Japón planea desarrollar misiles hipersónicos capaces de ser lanzados desde plataformas submarinas como parte de una nueva expansión de sus capacidades militares de largo alcance. El proyecto forma parte del pedido presupuestario del Ministerio de Defensa para el año fiscal 2027, que rondará los 8,9 billones de yenes y marcará un nuevo récord para el país.
La iniciativa apunta a reforzar la denominada "capacidad de contraataque" japonesa, incorporada a la estrategia de seguridad del país en los últimos años. Una de las ventajas que Tokio atribuye a los sistemas submarinos es su menor vulnerabilidad frente a ataques enemigos, debido a la dificultad para localizar las plataformas desde las que serían disparados los misiles.
El programa se inscribe además en un proceso más amplio de fortalecimiento de las capacidades de ataque a distancia de las Fuerzas de Autodefensa, en momentos en que China amplía rápidamente su poder naval y misilístico en el Pacífico occidental.
Misiles hipersónicos desde submarinos
El Ministerio de Defensa japonés prevé avanzar en el desarrollo de un sistema que permita lanzar armamento hipersónico desde debajo del agua. Paralelamente, estudiará la posibilidad de equipar vehículos submarinos no tripulados con misiles de largo alcance.

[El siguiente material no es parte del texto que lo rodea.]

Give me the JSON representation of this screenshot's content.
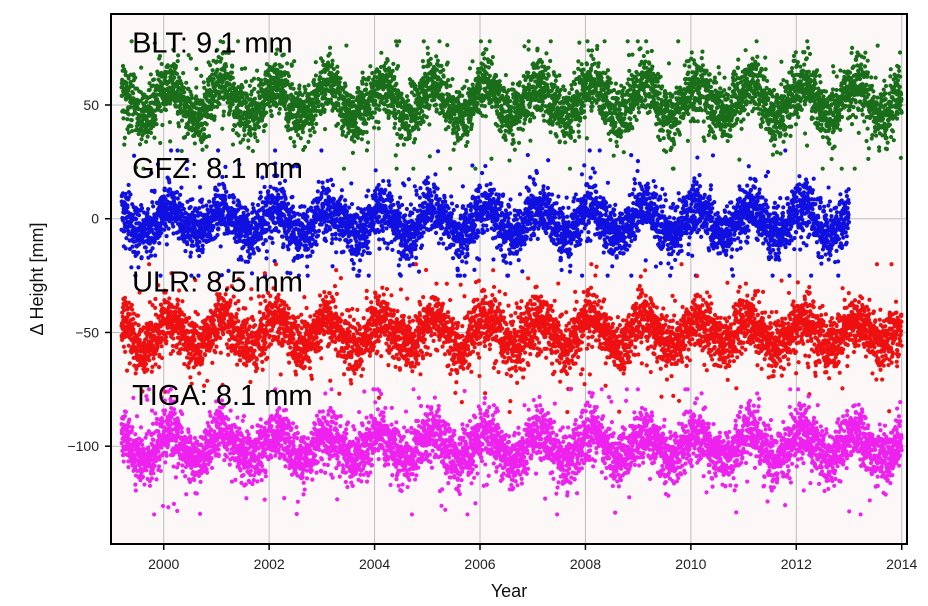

Uno de los principales desafíos tecnológicos será adaptar los futuros submarinos para disponer de sistemas específicos de lanzamiento. La flota japonesa utiliza actualmente tubos lanzatorpedos para desplegar parte de su armamento, mientras que Tokio viene trabajando en nuevas capacidades submarinas dentro de su programa de misiles de largo alcance.
El desarrollo profundizaría una línea que Japón ya puso en marcha. En el presupuesto del año fiscal 2026, el Ministerio de Defensa incluyó recursos para misiles lanzados desde submarinos, proyectiles hipersónicos y el Hyper Velocity Gliding Projectile (HVGP), además de versiones terrestres y navales del misil Type-12. El objetivo declarado es poder responder desde fuera del alcance de los sistemas antiaéreos enemigos.
Los nuevos misiles hipersónicos representan un salto adicional: por su velocidad superior a Mach 5 y sus características de vuelo, están diseñados para dificultar su detección e intercepción.
Un presupuesto de defensa récord
El proyecto forma parte de un pedido presupuestario que alcanzaría aproximadamente los 8,9 billones de yenes para el año fiscal 2027, el nivel más alto registrado hasta ahora. Sin embargo, la cifra final podría ser todavía mayor.
Más de 150 programas fueron incluidos inicialmente sin un monto definitivo. Por ese motivo, medios japoneses estiman que el presupuesto que el gobierno terminará elaborando hacia fin de año podría acercarse e incluso superar los 10 billones de yenes.
El Ministerio de Defensa estructuró sus prioridades alrededor de tres ejes: adaptación a "nuevas formas de combate" mediante drones e inteligencia artificial, capacidad para sostener operaciones durante conflictos prolongados y fortalecimiento de la industria de defensa y de las condiciones del personal militar.
Además de los misiles submarinos, Tokio proyecta desarrollar drones de ataque de bajo costo y largo alcance que puedan producirse masivamente utilizando componentes y tecnologías civiles. También contempla sistemas de drones interceptores, plataformas navales no tripuladas y herramientas de inteligencia artificial para apoyar la toma de decisiones militares.
China y la transformación militar de Japón
El aumento del gasto se produce en medio de la creciente preocupación japonesa por la expansión militar china, particularmente en el mar de China Oriental y alrededor del estrecho de Taiwán.
Durante los últimos años, Tokio abandonó gradualmente una doctrina concentrada casi exclusivamente en la defensa inmediata de su territorio para incorporar armas capaces de alcanzar objetivos a cientos o miles de kilómetros. Entre ellas figuran los misiles estadounidenses Tomahawk y distintos sistemas de fabricación japonesa.
La estrategia oficial define estas armas como capacidades "stand-off": sistemas que permiten atacar buques o fuerzas que intenten avanzar sobre territorio japonés desde posiciones situadas fuera del alcance de sus defensas. El propio Ministerio de Defensa viene acelerando el desarrollo y la producción de diferentes misiles según su alcance, velocidad, trayectoria y plataforma de lanzamiento.
El avance japonés forma parte así de una competencia militar cada vez más intensa en el Indo-Pacífico, donde submarinos, drones, misiles de largo alcance y sistemas hipersónicos ocupan un lugar creciente en los planes de defensa de las principales potencias regionales.